EU: Samsung might need to do more to satisfy our concerns

Speaking at a conference on Monday, European Competition Commissioner Joaquin Almunia said Samsung may need to provide more concessions if it wants to get out of his line of sight.

Don Reisinger
Former CNET contributor Don Reisinger is a technology columnist who has covered everything from HDTVs to computers to Flowbee Haircut Systems. Besides his work with CNET, Don's work has been featured in a variety of other publications including PC World and a host of Ziff-Davis publications.
Don Reisinger
European Competition Commissioner Joaquin Almunia.
European Competition Commissioner Joaquin Almunia. European Commission

Samsung's attempts earlier this year to quell unrest over its use of standard-essential patents might not prove to be enough.

Speaking at a patent conference on Monday, European Competition Commissioner Joaquin Almunia said that there's a strong likelihood that Samsung will need to come up with more concessions before he and his team will walk away from their investigation.

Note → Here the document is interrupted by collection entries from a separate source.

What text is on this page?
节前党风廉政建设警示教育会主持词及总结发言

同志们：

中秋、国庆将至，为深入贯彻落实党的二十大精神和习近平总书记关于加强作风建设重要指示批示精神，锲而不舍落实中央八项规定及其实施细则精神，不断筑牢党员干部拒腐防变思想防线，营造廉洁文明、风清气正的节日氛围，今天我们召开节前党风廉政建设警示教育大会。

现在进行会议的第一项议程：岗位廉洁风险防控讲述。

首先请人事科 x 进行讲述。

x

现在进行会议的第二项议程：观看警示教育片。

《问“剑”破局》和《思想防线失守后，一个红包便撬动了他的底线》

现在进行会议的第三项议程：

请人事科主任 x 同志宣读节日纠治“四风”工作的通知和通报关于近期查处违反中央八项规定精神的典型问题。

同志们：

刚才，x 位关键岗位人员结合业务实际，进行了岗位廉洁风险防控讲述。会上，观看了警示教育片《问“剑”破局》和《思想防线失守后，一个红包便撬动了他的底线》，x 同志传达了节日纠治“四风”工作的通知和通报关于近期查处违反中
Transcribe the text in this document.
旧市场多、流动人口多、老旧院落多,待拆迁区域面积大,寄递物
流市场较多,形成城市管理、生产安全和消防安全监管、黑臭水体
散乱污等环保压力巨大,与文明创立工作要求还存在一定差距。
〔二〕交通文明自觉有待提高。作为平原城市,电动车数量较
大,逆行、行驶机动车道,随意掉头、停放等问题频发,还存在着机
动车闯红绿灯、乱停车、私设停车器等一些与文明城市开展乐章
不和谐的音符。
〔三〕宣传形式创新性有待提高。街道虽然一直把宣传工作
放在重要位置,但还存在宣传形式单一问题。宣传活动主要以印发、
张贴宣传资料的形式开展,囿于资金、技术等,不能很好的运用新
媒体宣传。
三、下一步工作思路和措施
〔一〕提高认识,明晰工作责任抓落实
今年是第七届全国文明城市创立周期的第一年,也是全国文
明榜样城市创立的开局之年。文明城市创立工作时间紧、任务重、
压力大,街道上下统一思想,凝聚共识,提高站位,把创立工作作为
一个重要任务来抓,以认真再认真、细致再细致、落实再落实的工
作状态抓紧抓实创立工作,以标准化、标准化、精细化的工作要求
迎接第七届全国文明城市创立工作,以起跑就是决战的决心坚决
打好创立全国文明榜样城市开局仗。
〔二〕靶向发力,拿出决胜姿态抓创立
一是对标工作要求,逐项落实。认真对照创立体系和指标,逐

According to Reuters, which was in attendance at the event, Almunia has received feedback from many of Samsung's competitors, all of which seem somewhat displeased with the company's offer for solving the ongoing dispute.

Almunia's office has moved swiftly to take aim at Samsung's alleged abuses of its dominant position as a standard-essential patent holder. In that capacity, Samsung is forced to offer competitors its standard-essential patents on a fair and reasonable basis. The European Union has suggested that Samsung's use of lawsuits against Apple, alleging the iPhone maker violates its standard-essential patents, might have gone too far.

For its part, Samsung in September offered to end the unrest by placing a moratorium on lawsuits for a period of five years. Samsung also agreed to negotiate licensing fees through arbitration or a court hearing if a disagreement was prompted between it and another firm.

Almunia has yet to officially chime in on Samsung's proposal. Judging by his statement today, however, it appears the response won't be so laudatory.